Tetapi keadaan itu berkembang menurut iramanya sendiri.
Sumangkar yang telah menggenggam pedang di tangannya
cepat-cepat berteriak sebelum Ki Tambak Wedi berhasil
mempengaruhi suasana. "Nah, orang-orang Jipang. Sekarang,
apakah kalian akan berdiam diri" Apakah kalian akan
mengikuti perbuatan Tundun membunuhku" Dengar. Kalian
bersama-sama telah dapat mengalahkan, setidak-tidaknya
membuat murid Tambak Wedi itu tidak berdaya. Apakah
kalian tidak berbangka karenanya. Murid Tambak Wedi yang
menakutkan itu dapat kalian kalahkan. Sekarang, meskipun
Tundun tidak akan mampu ikut berkelahi, namun kalian masih
cukup kekuatan untuk mengulangi kemenangan itu. Sedang
Tambak Wedi, serahkanlah kepadaku. Kalau aku tidak mampu
memancung kepalanya, biarlah kepalaku yang kalian pancung
di hadapan Tambak Wedi. Bukan main besar pengaruh kata-kata Sumangkar itu. Yang
pertama-tama menyadari kedudukannya adalah Bajang.

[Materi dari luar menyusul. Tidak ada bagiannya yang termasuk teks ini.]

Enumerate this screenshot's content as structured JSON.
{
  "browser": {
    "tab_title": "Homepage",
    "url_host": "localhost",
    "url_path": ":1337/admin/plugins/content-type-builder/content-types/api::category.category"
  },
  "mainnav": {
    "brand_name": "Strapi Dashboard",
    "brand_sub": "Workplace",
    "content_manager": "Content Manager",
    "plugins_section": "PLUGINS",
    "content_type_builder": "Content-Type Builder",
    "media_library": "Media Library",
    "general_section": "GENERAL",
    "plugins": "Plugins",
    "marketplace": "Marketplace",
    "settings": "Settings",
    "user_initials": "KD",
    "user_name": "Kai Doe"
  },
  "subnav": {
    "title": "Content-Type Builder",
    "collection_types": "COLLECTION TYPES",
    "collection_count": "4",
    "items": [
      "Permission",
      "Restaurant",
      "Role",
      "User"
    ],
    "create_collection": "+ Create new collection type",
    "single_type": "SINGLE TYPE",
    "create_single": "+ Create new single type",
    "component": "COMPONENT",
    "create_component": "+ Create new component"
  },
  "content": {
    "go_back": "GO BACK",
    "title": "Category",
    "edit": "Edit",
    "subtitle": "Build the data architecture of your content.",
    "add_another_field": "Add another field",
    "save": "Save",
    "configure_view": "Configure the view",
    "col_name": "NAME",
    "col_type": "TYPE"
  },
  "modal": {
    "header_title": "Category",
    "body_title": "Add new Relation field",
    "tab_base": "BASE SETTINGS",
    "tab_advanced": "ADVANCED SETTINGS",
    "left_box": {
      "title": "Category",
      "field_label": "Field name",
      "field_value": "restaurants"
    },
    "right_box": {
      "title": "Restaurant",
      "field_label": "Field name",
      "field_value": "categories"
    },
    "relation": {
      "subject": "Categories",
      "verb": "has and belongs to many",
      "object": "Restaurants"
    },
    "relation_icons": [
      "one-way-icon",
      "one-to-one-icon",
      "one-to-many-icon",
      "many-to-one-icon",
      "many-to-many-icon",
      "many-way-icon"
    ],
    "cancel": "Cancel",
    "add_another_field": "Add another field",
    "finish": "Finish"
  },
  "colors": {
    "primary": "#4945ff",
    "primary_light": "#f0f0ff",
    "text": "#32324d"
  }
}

Dengan sigapnya ia meloncat maju sambil berkata, "Aku telah
dilukainya. Kini aku akan membalasnya."
"Bagus Bajang, kesempatan itu akan datang. Bagaimana yang
lain. Apakah kalian lebih senang melihat kawan sendiri
terbunuh, atau kalian ingin melihat kita bersama-sama
melakukan kewajiban dengan baik?"
Apa yang terjadi telah benar-benar menggerakkan hati
prajurit-prajurit Jipang itu. Ketika mereka kemudian melihat
Bajang yang telah melelehkan darah itu bergerak, maka
serentak merekapun bergerak pula. Tanpa disadari, maka
lingkaran di sekitar Tambak Wedi dan Sidanti telah pulih
kembali. Kedua orang itu kini berdada di tengah-tengah
kepungan. "Gila," geram Tambak Wedi, "ternyata kalian telah sekarat.

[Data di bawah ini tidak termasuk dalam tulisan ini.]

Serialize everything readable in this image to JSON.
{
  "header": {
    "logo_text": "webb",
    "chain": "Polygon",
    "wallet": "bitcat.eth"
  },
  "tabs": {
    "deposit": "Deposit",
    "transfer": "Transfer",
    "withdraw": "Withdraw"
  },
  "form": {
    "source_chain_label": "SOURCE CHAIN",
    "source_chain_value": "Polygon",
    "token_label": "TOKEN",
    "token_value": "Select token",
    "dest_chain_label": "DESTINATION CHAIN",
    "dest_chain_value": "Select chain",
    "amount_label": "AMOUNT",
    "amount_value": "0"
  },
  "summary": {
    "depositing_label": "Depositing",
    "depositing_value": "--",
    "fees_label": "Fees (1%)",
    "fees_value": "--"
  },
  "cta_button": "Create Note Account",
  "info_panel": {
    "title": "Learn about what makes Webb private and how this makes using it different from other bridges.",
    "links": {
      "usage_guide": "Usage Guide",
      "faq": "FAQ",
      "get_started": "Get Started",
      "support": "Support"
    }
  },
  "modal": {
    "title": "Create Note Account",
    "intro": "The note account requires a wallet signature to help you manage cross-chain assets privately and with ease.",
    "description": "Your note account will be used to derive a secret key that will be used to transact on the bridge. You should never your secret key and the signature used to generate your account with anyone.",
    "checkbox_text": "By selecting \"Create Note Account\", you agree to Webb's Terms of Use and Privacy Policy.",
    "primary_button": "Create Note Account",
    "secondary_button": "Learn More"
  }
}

"Setiap prajurit menyadari, bahwa kemungkinan itu dapat
terjadi. Mati di peperangan. Tetapi bukan mati karena pedang
kawan sendiri," sahut Sumangkar.
"Persetan! Aku akan menunjukkan bahwa Tambak Wedi tidak
dapat dilawan oleh siapapun juga."
"Sumangkar adalah salah satu perkecualian," sahut
Sumangkar lantang. Sidanti ternyata tidak dapat mengekang dirinya lagi. Tiba-tiba
ia memutar pedangnya, dan dengan derasnya pedang itu
menyambar kepala Sumangkar.
Yang melihat gerakan itu berdesir. Gerak itu terlampau cepat.
Jauh lebih cepat dari yang dilakukan oleh Tundun. Karena itu,
maka terdengar desis tertahan. Seakan-akan mereka pasti
bahwa kepala Sumangkar akan terpangkas.
Tetapi sekali lagi mereka menjadi heran. Ternyata Sumangkar
mampu menghindari serangan. Dengan cepat pula ia berhasil
merendahkan dirinya dan melontar ke samping. Bahkan
dengan satu gerakan yang lebih cepat dari gerakan Sidanti,
Sumangkar berhasil memukul pedang anak muda itu.

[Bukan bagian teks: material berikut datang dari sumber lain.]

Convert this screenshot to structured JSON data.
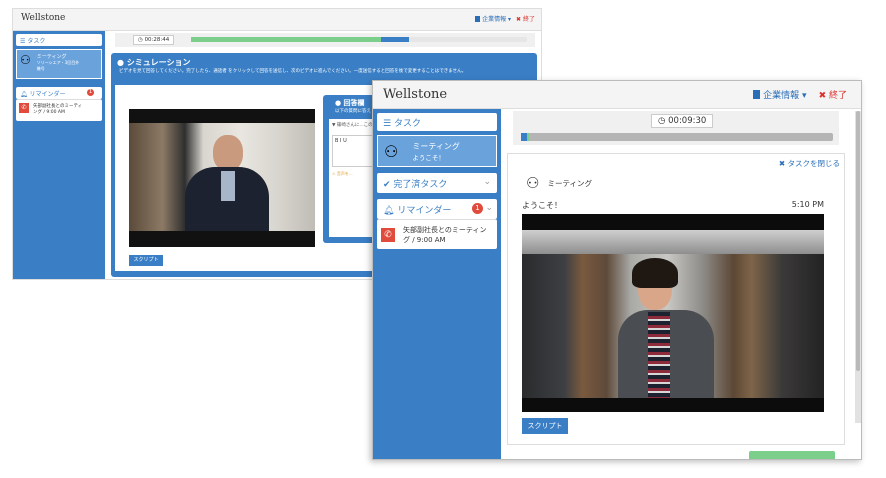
{
  "brand": "Wellstone",
  "menu": {
    "company": "企業情報 ▾",
    "end": "終了"
  },
  "back": {
    "timer": "00:28:44",
    "sidebar": {
      "task_header": "タスク",
      "task_title": "ミーティング",
      "task_sub": "ソリーシエア・3回目外機号",
      "reminder_header": "リマインダー",
      "reminder_count": "1",
      "reminder_text": "矢部副社長とのミーティング / 9:00 AM"
    },
    "sim_title": "シミュレーション",
    "sim_desc": "ビデオを見て回答してください。完了したら、通話者 をクリックして回答を送信し、次のビデオに進んでください。一度送信すると回答を後で変更することはできません。",
    "answer_title": "回答欄",
    "answer_sub": "以下の質問に答え",
    "answer_q": "▼ 篠崎さんに...このように言い...",
    "answer_fmt": "B  I  U",
    "answer_hint": "⚠ 音声を...",
    "script_btn": "スクリプト"
  },
  "front": {
    "timer": "00:09:30",
    "progress": {
      "done_fraction": 0.02
    },
    "sidebar": {
      "task_header": "タスク",
      "task_title": "ミーティング",
      "task_sub": "ようこそ！",
      "done_header": "完了済タスク",
      "reminder_header": "リマインダー",
      "reminder_count": "1",
      "reminder_text": "矢部副社長とのミーティング / 9:00 AM"
    },
    "close_task": "タスクを閉じる",
    "meeting_label": "ミーティング",
    "welcome": "ようこそ！",
    "time": "5:10 PM",
    "script_btn": "スクリプト"
  },
  "colors": {
    "accent": "#3a7fc6",
    "end": "#d9322b",
    "progress_done": "#7ccf8a",
    "progress_current": "#3a7fc6"
  },
  "icons": [
    "people-icon",
    "bell-icon",
    "phone-icon",
    "clock-icon",
    "check-icon",
    "close-x-icon",
    "chevron-down-icon",
    "building-icon",
    "comment-icon"
  ]
}
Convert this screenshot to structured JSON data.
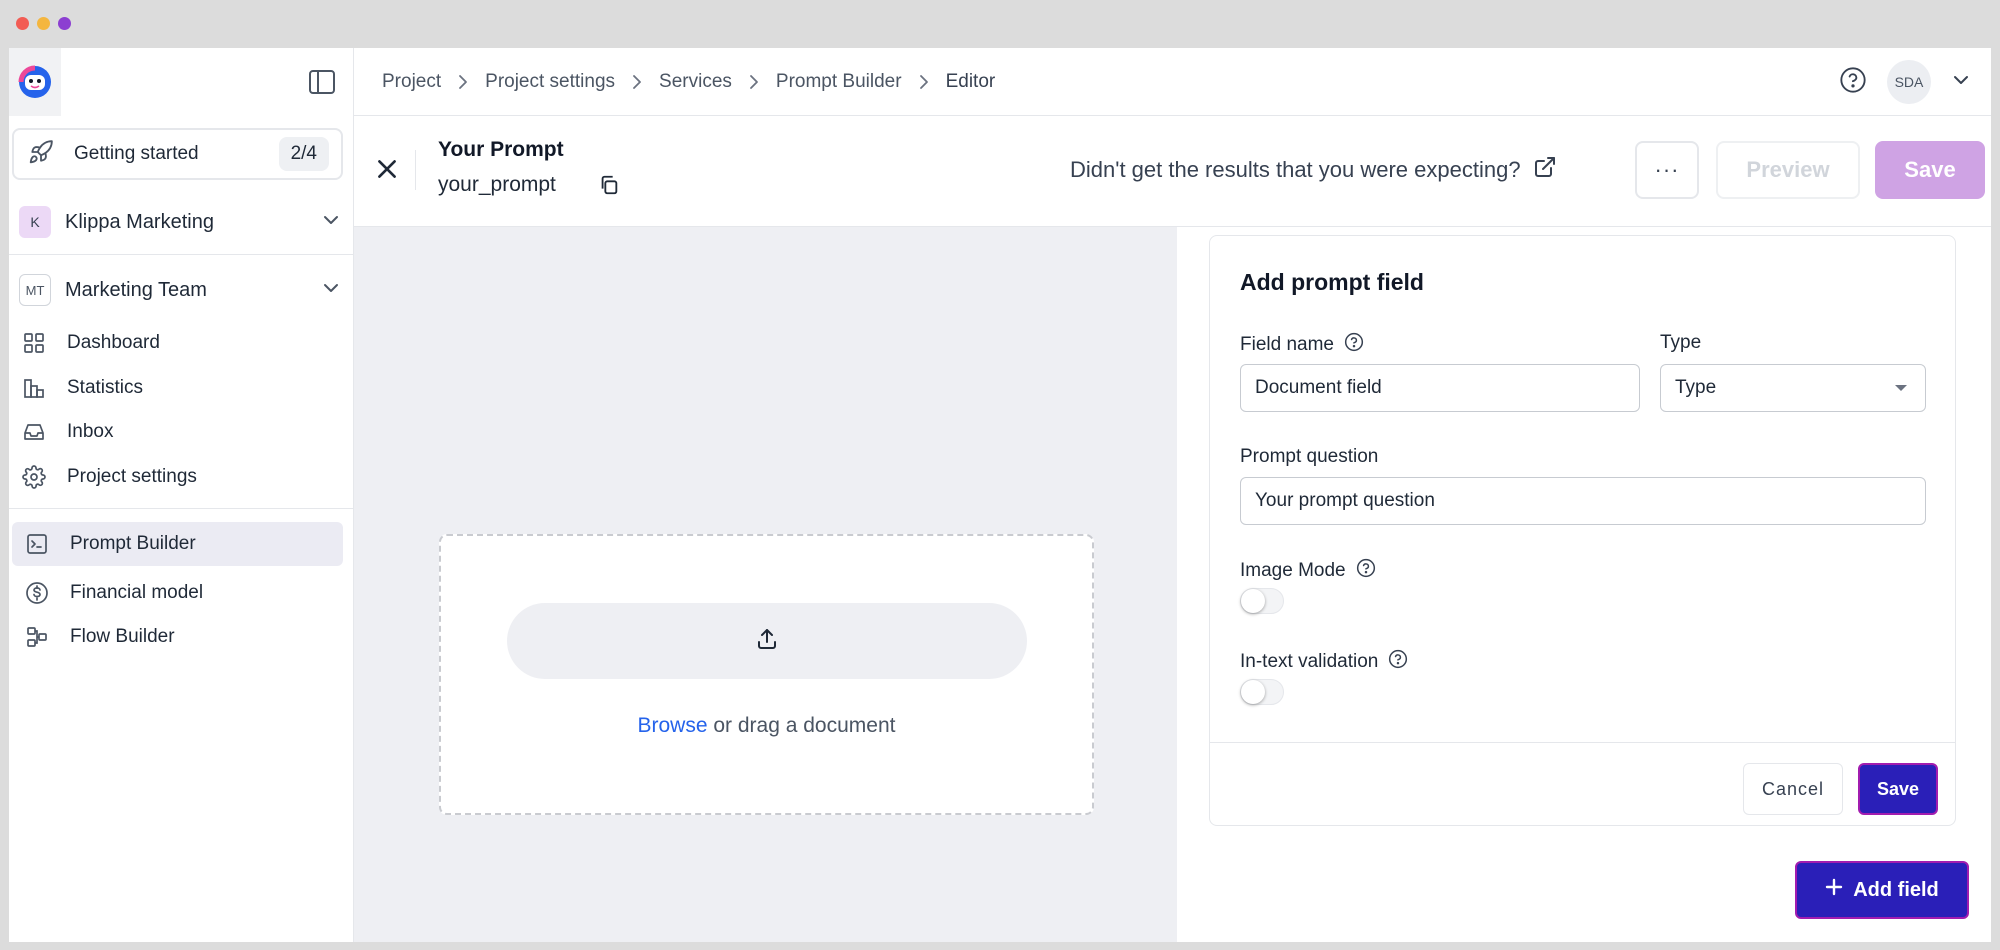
{
  "window": {
    "traffic_colors": [
      "#f25c54",
      "#f4b63f",
      "#8c3fd1"
    ]
  },
  "sidebar": {
    "getting_started": {
      "label": "Getting started",
      "progress": "2/4"
    },
    "organization": {
      "initial": "K",
      "name": "Klippa Marketing",
      "badge_color": "#e9d5f5"
    },
    "team": {
      "initial": "MT",
      "name": "Marketing Team"
    },
    "nav": [
      {
        "label": "Dashboard",
        "icon": "grid-icon"
      },
      {
        "label": "Statistics",
        "icon": "bar-chart-icon"
      },
      {
        "label": "Inbox",
        "icon": "inbox-icon"
      },
      {
        "label": "Project settings",
        "icon": "gear-icon"
      }
    ],
    "nav2": [
      {
        "label": "Prompt Builder",
        "icon": "terminal-icon",
        "active": true
      },
      {
        "label": "Financial model",
        "icon": "dollar-icon"
      },
      {
        "label": "Flow Builder",
        "icon": "flow-icon"
      }
    ]
  },
  "topbar": {
    "breadcrumb": [
      "Project",
      "Project settings",
      "Services",
      "Prompt Builder",
      "Editor"
    ],
    "avatar_initials": "SDA"
  },
  "editor": {
    "title": "Your Prompt",
    "slug": "your_prompt",
    "hint": "Didn't get the results that you were expecting?",
    "more_label": "···",
    "preview_label": "Preview",
    "save_label": "Save"
  },
  "dropzone": {
    "browse": "Browse",
    "text": " or drag a document"
  },
  "field_form": {
    "title": "Add prompt field",
    "field_name_label": "Field name",
    "field_name_value": "Document field",
    "type_label": "Type",
    "type_value": "Type",
    "prompt_question_label": "Prompt question",
    "prompt_question_value": "Your prompt question",
    "image_mode_label": "Image Mode",
    "image_mode_on": false,
    "intext_validation_label": "In-text validation",
    "intext_validation_on": false,
    "cancel_label": "Cancel",
    "save_label": "Save"
  },
  "add_field_label": "Add field",
  "colors": {
    "accent": "#2a1fb8",
    "accent_border": "#a21caf",
    "save_disabled": "#cfa3e4",
    "link": "#2563eb"
  }
}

Demikian keras dan dahsyatnya sehingga pedang itu
terpental, lepas dari genggaman dan jatuh beberapa langkah.
Tambak Wedi yang melihat peristiwa itu menggeram marah
sekali. Ia sudah tentu tidak akan membiarkan muridnya
terbunuh di hadapan hidungnya. Cepat seperti petir yang
meloncat di langit, Tambak Wedi menyerang Sumangkar. Di
tangannya telah tergenggam sepasang gelang yang
melindungi tangannya, sekaligus merupakan senjata yang
berbahaya pula. Sentuhan dari gelang itu akan dapat
memecahkan tulang-tulang kepala dan merontokkan iga.
Seandainya Tohpati ada di tempat itu dan bertempur
berpasangan bersama Sumangkar, maka Sidanti sudah tidak
akan dapat keluar lingkaran pertempuran itu dengan
tubuhnya. Tohpati pasti akan dapat menyesuaikan dirinya,
selagi pedang Sidanti itu terjatuh. Sebab Sumangkar telah
langsung melawan Tambak Wedi dengan sekuat tenaganya,
sehingga Tambak Wedi tidak sempat untuk menolong
muridnya itu. Tetapi kali ini yang ada di sekitar perkelahian itu
adalah prajurit-prajurit Jipang yang berdiri keheranan. Mereka
baru menyadari keadaan itu ketika Sidanti telah berhasil
memungut pedangnya kembali dan siap bertempur melawan
mereka itu. Sumangkar yang melihat Sidanti telah berhasil menguasai
dirinya kembali menjadi kecewa. Karena itu segera ia
berteriak, "He, anak-anak Jipang yang berani. Kenapa kalian
berdiri saja seperti tonggak. Ayo, selesaikan tugasmu."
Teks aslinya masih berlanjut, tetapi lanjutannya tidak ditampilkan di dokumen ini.